You might be wondering where brown fat comes from! Enerbäck (2010) postulated that brown adipose tissue or brown fat came from our mammalian ancestors when they were trying to maintain a constant body temperature during the harsh winters. Brown fat contains large amounts of mitochondria that would explain its ability to generate heat by consuming energy. 

Figure 1: Brown adipose tissue
Source: ScienceDaily 2012 [Available at]

Another interesting discovery by Vijgen et al. (2011) is that the amount of BAT in the human body is inversely proportional to chance of obesity. This simply means that higher brown fat levels will decrease the chance of obesity. While BAT is much more prevalent in new-born babies than adults, the discovery of the correlation of PRDM16 and BAT would allow us to possibly control the amount of BAT present in the body and reduce the occurrence of obesity.

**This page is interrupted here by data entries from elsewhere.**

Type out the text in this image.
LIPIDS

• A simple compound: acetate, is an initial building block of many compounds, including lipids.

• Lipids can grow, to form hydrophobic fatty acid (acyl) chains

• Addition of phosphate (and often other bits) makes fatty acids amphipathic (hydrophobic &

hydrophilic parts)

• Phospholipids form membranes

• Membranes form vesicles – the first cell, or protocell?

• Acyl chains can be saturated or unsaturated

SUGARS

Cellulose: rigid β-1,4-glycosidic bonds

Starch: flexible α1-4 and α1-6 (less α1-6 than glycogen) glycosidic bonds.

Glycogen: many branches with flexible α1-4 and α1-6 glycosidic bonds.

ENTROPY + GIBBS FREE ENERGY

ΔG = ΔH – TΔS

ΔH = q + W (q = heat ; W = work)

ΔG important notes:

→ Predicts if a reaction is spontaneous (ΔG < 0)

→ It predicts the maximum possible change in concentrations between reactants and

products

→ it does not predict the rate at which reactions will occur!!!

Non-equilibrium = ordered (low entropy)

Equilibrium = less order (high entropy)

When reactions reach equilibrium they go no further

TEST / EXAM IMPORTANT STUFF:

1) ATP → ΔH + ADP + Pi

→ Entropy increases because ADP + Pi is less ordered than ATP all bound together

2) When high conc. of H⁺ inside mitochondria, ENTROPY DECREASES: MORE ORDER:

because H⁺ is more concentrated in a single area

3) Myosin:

In conclusion, while it is not certain when this ‘browning’ process of fat tissues or the effects of Rosiglitazone on PRDM16 in humans will be fully discovered, there is definitely a direction for future researchers with regards to tackling levels of obesity and brings hope to many people suffering from obesity who might want to effect a change in their lives.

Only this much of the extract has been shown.